*ATER, Docteur en Sciences de l’Information et de la Communication
Le 6 décembre dernier, Youssouf Ahamada a soutenu une thèse en Sciences de l’Information intitulée « La médiatisation de « la crise migratoire » à Maore/Mayotte consécutive à l’immigration clandestine : Approche pragmatiste de sa constitution comme problème public (1995-2015) ». Cette thèse lui a permis d’aborder le traitement de la question de Mayotte par certains médias.
Par Propos recueillis par MiB
Masiwa – Youssouf Ahamada Saif, vous avez soutenu récemment une thèse sur la médiatisation de la crise migratoire à Mayotte, en quoi cette crise est-elle différente de celles qu’on observe dans d’autres points du globe ?
Youssouf Ahamada Saif – D’abord, permettez-moi de vous remercier pour cette interview. Ensuite, je dois préciser que si on évoque aujourd’hui la « crise migratoire » à Maore, c’est en raison de la décolonisation inachevée de l’Archipel des Comores. Comme le soutient le juriste français, Ferdinand Melin Soucramanien, si la France n’avait pas porté « atteinte au principe de l’intangibilité des frontières [des Comores] issues de la colonisation en 1976 »en accordant l’indépendance complète à l’Archipel des Comores, on n’en serait pas là aujourd’hui à évoquer cette problématique. La « crise migratoire » à Maore et le différend franco-comorien sur l’île de Maore sont essentiellement et fondamentalement liés.
L’île de Mayotte/Maore est, d’un côté, comorienne, selon la constitution comorienne et bien entendu le droit international. Et d’un autre côté, elle est française, la France l’administre depuis 1975 au mépris du droit international. À partir de cette précision juridique, vous l’aurez sans doute compris que la « crise migratoire à Maore ne peut pas être comparée aux autres crises qui mettent à mal le monde que cela soit en Méditerranée ou aux portes des États-Unis.
Cette « crise migratoire » dont je parle dans ma thèse est plus récente. Son émergence en tant que problème public date de 1995, triste date de l’instauration du Visa illégal baptisé « Visa Balladur ». Faut-il insister que Maore et les trois autres îles (Ngazidja, Mwali et Ndzuani) partagent la même langue, histoire, culture et civilisation ? Bref, les Comoriens qui vont à Mayotte sont liés par l’Histoire et se sentent chez eux contrairement aux autres contrées qui connaissent une « crise migratoire » où l’on observe un dépaysement total.

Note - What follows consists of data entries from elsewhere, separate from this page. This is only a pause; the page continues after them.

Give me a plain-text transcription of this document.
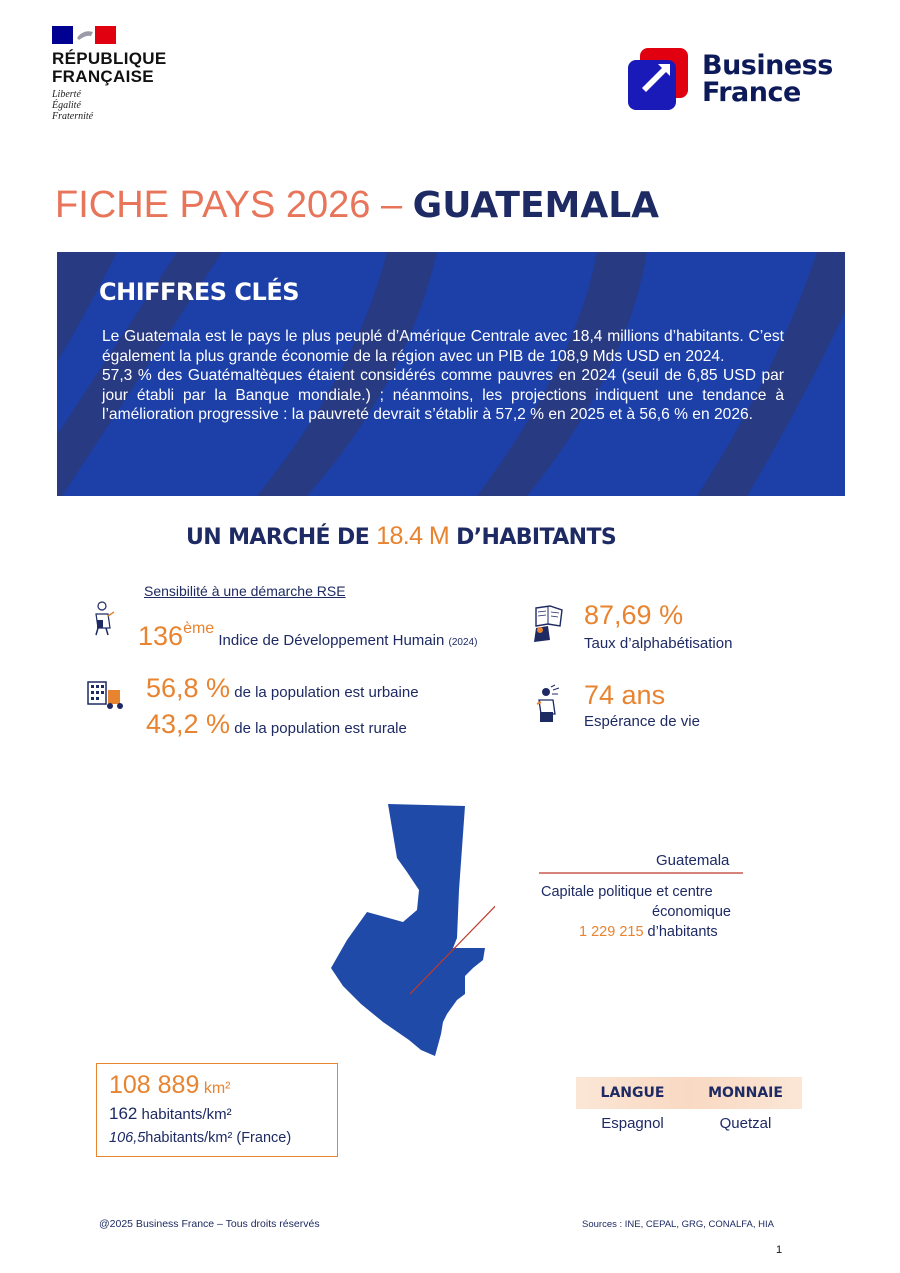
RÉPUBLIQUE
FRANÇAISE
Liberté
Égalité
Fraternité
Business
France
FICHE PAYS 2026 – GUATEMALA
CHIFFRES CLÉS

Le Guatemala est le pays le plus peuplé d’Amérique Centrale avec 18,4 millions d’habitants. C’est également la plus grande économie de la région avec un PIB de 108,9 Mds USD en 2024.

57,3 % des Guatémaltèques étaient considérés comme pauvres en 2024 (seuil de 6,85 USD par jour établi par la Banque mondiale.) ; néanmoins, les projections indiquent une tendance à l’amélioration progressive : la pauvreté devrait s’établir à 57,2 % en 2025 et à 56,6 % en 2026.

UN MARCHÉ DE 18.4 M D’HABITANTS
Sensibilité à une démarche RSE
136ème Indice de Développement Humain (2024)
56,8 % de la population est urbaine
43,2 % de la population est rurale
87,69 %
Taux d’alphabétisation
74 ans
Espérance de vie
Guatemala
Capitale politique et centre
économique
1 229 215 d’habitants
108 889 km²
162 habitants/km²
106,5habitants/km² (France)
LANGUE	MONNAIE
Espagnol	Quetzal
@2025 Business France – Tous droits réservés	Sources : INE, CEPAL, GRG, CONALFA, HIA
1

D’un point de vue juridique, la différence est très patente. Un subsaharien ou mexicain qui franchit respectivement la frontière espagnole ou américaine est en tort aux yeux du droit international dans la mesure où ce n’est pas son pays. Il est en situation irrégulière. Alors que le cas de Maore ne souffre d’aucune ambiguïté juridique, un Comorien se considère comme chez lui à Maore. C’est une question de rapport de force entre Paris et Moroni. Donc, la différence est là par rapport aux autres crises migratoires dans le monde.
Enfin, d’un point de vue médiatique, il y a la question de l’influence de notre pays dans le monde. Comme je l’ai indiqué dans ma thèse, les morts dans les eaux comoriennes de Maore n’intéressent personne, car la position des Comores dans le monde est très faible. C’est le fameux « deux poids – deux mesures » ou la loi de la proximité. Si on parle des morts du Visa Balladur en se référant à cette notion de proximité, on verra qu’une personne morte dans le bras de mer entre Ndzuani et Maore a plus d’impact pour la société comorienne que cent personnes qui meurent à mille kilomètres dans la mer de Chine. Un naufrage à Maore intéresse moins les médias français et lecteurs français qu’un naufrage à Lampedusa en Italie qui est plus proche des côtes françaises.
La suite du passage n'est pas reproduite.